Specific binding to DNA of lipid peroxidation products was studied in rat hepatocytes labeled with [14C(U)]arachidonic acid after incubation at 37 degrees C either in the absence or in the presence of 200 microM FeSO4. The results obtained show that: (1) production of malondialdehyde-like thiobarbituric-reactive substances occurred in the absence of FeSO4 and was increased, albeit quite variably, by exposure to this pro-oxidant; (2) a low but appreciable binding of radioactivity to DNA and protein was constantly detected in 5 independent experiments; (3) there was no quantitative correlation between malondialdehyde formation and the amount of DNA-bound and protein-bound radioactivity, and any meaningful evidence of a GSH-depletion effect was absent. Taking into account the possible biosynthetic incorporation of radioactivity into DNA, the results of this study must be interpreted with caution, and solely as indicating that in the intact cell the covalent binding to DNA of reactive species generated by lipid peroxidation, if it occurs, should be minimal, corresponding in our experimental conditions approximately to 0.01 mumole of radioactive arachidonic acid per mole nucleotides.
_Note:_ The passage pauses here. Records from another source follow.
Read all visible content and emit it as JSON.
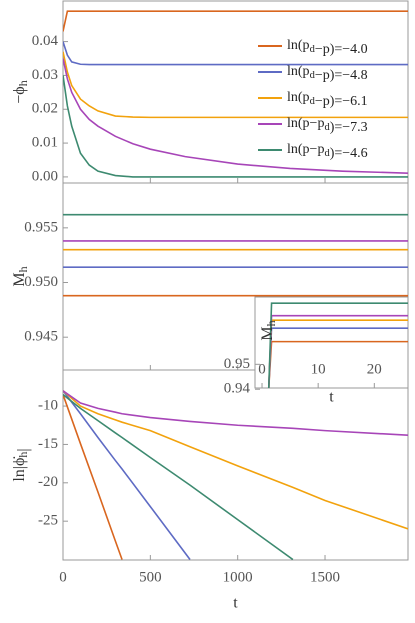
{
  "chart_data": [
    {
      "type": "line",
      "ylabel": "−ϕh",
      "x": [
        0,
        25,
        50,
        100,
        150,
        200,
        300,
        400,
        500,
        700,
        1000,
        1300,
        1600,
        1975
      ],
      "xlim": [
        0,
        1975
      ],
      "ylim": [
        -0.0018,
        0.052
      ],
      "yticks": [
        {
          "value": 0,
          "label": "0.00"
        },
        0.01,
        0.02,
        0.03,
        0.04
      ],
      "legend": "right",
      "series": [
        {
          "name": "ln(pd−p)=−4.0",
          "color": "#d9661f",
          "values": [
            0.043,
            0.049,
            0.049,
            0.049,
            0.049,
            0.049,
            0.049,
            0.049,
            0.049,
            0.049,
            0.049,
            0.049,
            0.049,
            0.049
          ]
        },
        {
          "name": "ln(pd−p)=−4.8",
          "color": "#5e6bc4",
          "values": [
            0.04,
            0.036,
            0.034,
            0.0333,
            0.0332,
            0.0332,
            0.0332,
            0.0332,
            0.0332,
            0.0332,
            0.0332,
            0.0332,
            0.0332,
            0.0332
          ]
        },
        {
          "name": "ln(pd−p)=−6.1",
          "color": "#f2a20d",
          "values": [
            0.037,
            0.031,
            0.027,
            0.023,
            0.021,
            0.0195,
            0.018,
            0.0177,
            0.0176,
            0.0176,
            0.0176,
            0.0176,
            0.0176,
            0.0176
          ]
        },
        {
          "name": "ln(p−pd)=−7.3",
          "color": "#a745b8",
          "values": [
            0.035,
            0.029,
            0.025,
            0.02,
            0.017,
            0.015,
            0.012,
            0.0098,
            0.0082,
            0.006,
            0.0038,
            0.0025,
            0.0017,
            0.0011
          ]
        },
        {
          "name": "ln(p−pd)=−4.6",
          "color": "#3d8a70",
          "values": [
            0.03,
            0.021,
            0.015,
            0.007,
            0.0035,
            0.0017,
            0.0004,
            0,
            0,
            0,
            0,
            0,
            0,
            0
          ]
        }
      ]
    },
    {
      "type": "line",
      "ylabel": "Mh",
      "x": [
        0,
        1975
      ],
      "xlim": [
        0,
        1975
      ],
      "ylim": [
        0.942,
        0.9591
      ],
      "yticks": [
        0.945,
        {
          "value": 0.95,
          "label": "0.950"
        },
        0.955
      ],
      "series": [
        {
          "color": "#d9661f",
          "values": [
            0.9488,
            0.9488
          ]
        },
        {
          "color": "#5e6bc4",
          "values": [
            0.9514,
            0.9514
          ]
        },
        {
          "color": "#f2a20d",
          "values": [
            0.953,
            0.953
          ]
        },
        {
          "color": "#a745b8",
          "values": [
            0.9538,
            0.9538
          ]
        },
        {
          "color": "#3d8a70",
          "values": [
            0.9562,
            0.9562
          ]
        }
      ]
    },
    {
      "type": "line",
      "ylabel": "ln|ϕ̇h|",
      "xlabel": "t",
      "x": [
        0,
        100,
        200,
        300,
        338,
        500,
        727,
        1000,
        1316,
        1500,
        1975
      ],
      "xlim": [
        0,
        1975
      ],
      "ylim": [
        -30.06,
        -5.3
      ],
      "xticks": [
        0,
        500,
        1000,
        1500
      ],
      "yticks": [
        -25,
        -20,
        -15,
        -10
      ],
      "series": [
        {
          "color": "#d9661f",
          "values": [
            -8.5,
            -14.9,
            -21.2,
            -27.6,
            -30,
            null,
            null,
            null,
            null,
            null,
            null
          ]
        },
        {
          "color": "#5e6bc4",
          "values": [
            -8,
            -11.0,
            -14.1,
            -17.1,
            -18.2,
            -23.1,
            -30,
            null,
            null,
            null,
            null
          ]
        },
        {
          "color": "#f2a20d",
          "values": [
            -8,
            -10.0,
            -11.0,
            -11.8,
            -12.1,
            -13.2,
            -15.3,
            -17.8,
            -20.6,
            -22.3,
            -26
          ]
        },
        {
          "color": "#a745b8",
          "values": [
            -8,
            -9.6,
            -10.3,
            -10.8,
            -11.0,
            -11.5,
            -12.0,
            -12.5,
            -12.9,
            -13.2,
            -13.8
          ]
        },
        {
          "color": "#3d8a70",
          "values": [
            -8.5,
            -10.3,
            -11.9,
            -13.5,
            -14.1,
            -16.7,
            -20.3,
            -24.8,
            -30,
            null,
            null
          ]
        }
      ]
    },
    {
      "type": "line",
      "ylabel": "Mh",
      "xlabel": "t",
      "x": [
        1.2,
        1.7,
        26
      ],
      "xlim": [
        -1.25,
        26
      ],
      "ylim": [
        0.9405,
        0.977
      ],
      "xticks": [
        0,
        10,
        20
      ],
      "yticks": [
        0.94,
        0.95
      ],
      "series": [
        {
          "color": "#d9661f",
          "values": [
            0.9405,
            0.9591,
            0.9591
          ]
        },
        {
          "color": "#5e6bc4",
          "values": [
            0.9405,
            0.9645,
            0.9645
          ]
        },
        {
          "color": "#f2a20d",
          "values": [
            0.9405,
            0.9677,
            0.9677
          ]
        },
        {
          "color": "#a745b8",
          "values": [
            0.9405,
            0.9695,
            0.9695
          ]
        },
        {
          "color": "#3d8a70",
          "values": [
            0.9405,
            0.9745,
            0.9745
          ]
        }
      ]
    }
  ]
}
Genotoxicity testing of chloramphenicol in rodent and human cells

The results of this work, carried out to extend the limited information at present available on the genotoxic potential of chloramphenicol (CAP), indicate that in millimolar concentrations this antibacterial agent produced a minimal amount of DNA fragmentation in both V79 cells and metabolically competent rat hepatocytes. Moreover, a level of DNA-repair synthesis indicative of a weak but positive response was detected in primary cultures of liver cells obtained from 2 of 3 human donors, and a borderline degree of repair was present in those prepared from rats. The promutagenic character of CAP-induced DNA lesions was confirmed by a low but significant increase in the frequency of 6-thioguanine-resistant clones of V79 cells, which, however, was absent when the exposure was done in the presence of co-cultured rat hepatocytes. Finally, oral administration to rats of 1/2 LD50 CAP did not increase the incidence of either micronucleated polychromatic erythrocytes or micronucleated hepatocytes. Taken as a whole these findings suggest that CAP should be considered a compound intrinsically capable of producing a very weak genotoxic effect, but only at concentrations about 25 times higher than those occurring in patients treated with maximal therapeutic dosages.